In 2021, exports of used Chinese-made vehicles were sold with a total of 2.01 million vehicles.

On July 7, 2022, Chinese officials have said that they will look at measures to help facilitate the sale of used vehicles.

==Designated locations==
Ten cities, including Beijing, Shanghai and Guangdong, were announced to be designated areas where used vehicles can be legally exported from. Xi'an and Tianjin were also designated as export cities.

==Effects==
According to Alan Kang, an analyst at LMC Automotive, exports of Chinese vehicles overseas will have a medium- to long-term effect in helping Chinese automobile manufacturers "smoothen sales of new cars".
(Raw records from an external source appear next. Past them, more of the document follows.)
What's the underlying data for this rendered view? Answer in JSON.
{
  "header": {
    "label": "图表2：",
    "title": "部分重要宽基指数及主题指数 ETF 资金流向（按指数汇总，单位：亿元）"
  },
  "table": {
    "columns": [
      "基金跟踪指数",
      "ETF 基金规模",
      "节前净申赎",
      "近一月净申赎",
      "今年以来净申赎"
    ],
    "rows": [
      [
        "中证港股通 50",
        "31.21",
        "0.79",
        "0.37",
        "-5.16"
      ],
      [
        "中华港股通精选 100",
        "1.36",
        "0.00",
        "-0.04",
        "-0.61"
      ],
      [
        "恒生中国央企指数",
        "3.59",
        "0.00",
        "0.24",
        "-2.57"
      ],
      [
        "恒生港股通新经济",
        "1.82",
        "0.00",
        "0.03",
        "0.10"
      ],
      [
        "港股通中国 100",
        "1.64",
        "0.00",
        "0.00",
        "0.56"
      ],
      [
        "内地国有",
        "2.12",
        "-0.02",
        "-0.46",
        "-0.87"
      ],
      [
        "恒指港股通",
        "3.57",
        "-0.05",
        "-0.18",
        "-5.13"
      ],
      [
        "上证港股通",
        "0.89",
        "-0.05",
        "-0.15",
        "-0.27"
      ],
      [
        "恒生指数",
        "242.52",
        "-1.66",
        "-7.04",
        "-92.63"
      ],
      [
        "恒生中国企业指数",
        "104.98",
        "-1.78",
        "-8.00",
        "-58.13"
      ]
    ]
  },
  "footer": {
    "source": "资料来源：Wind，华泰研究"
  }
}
Sales of used Chinese vehicles to emerging markets would drive down prices, making an impact on new cars being sold and manufactured. They would be preferable to persons who want to buy cheaper vehicles. This gives Chinese vehicle manufacturers a chance to sell any vehicles that may run into trouble with the State VI vehicle emission standards that were implemented on July 1, 2019. The market allows the vehicles to be exported to countries that do not have strict standards for vehicles used in their own markets.

==Restrictions==

===Canada===
Transport Canada mandates that all vehicles that are not made in the U.S./made to comply with U.S. Federal Motor Vehicle Safety Standards are only eligible for importation if its age is 15 years old and above.

===Cayman Islands===
The Cayman Islands government announced on May 1, 2023, that the cabinet approved, on April 25, 2023, changes in Customs and Border Control (Prohibited Goods) (Amendment) Order, 2023 that restrict the importation of used vehicles from 2016 to 2023. Exceptions are made for classic/antique vehicles and vehicles meant for agricultural work, construction, maintenance or engineering vehicles older than 8 years.

===Myanmar===
The Myanma Ministry of Commerce announced strict guidelines on used car exports from China in order to crack down on vehicles that are being sold from China, but are not made in China. Proof that Chinese vehicles sold through imports, new or used, are required to have certified papers that shows that they were manufactured in China.

===Ukraine===
The Verkhovna Rada, in 2006, prohibits imports of used cars that are more than eight years old, except if they're used for humanitarian purposes. Vehicles have to meet at least Euro 2 emission standards and above.

===United States===
With the exception of Show or Display or Canadian-market vehicles, the United States does not allow the import of a vehicle unless it's 25 years old.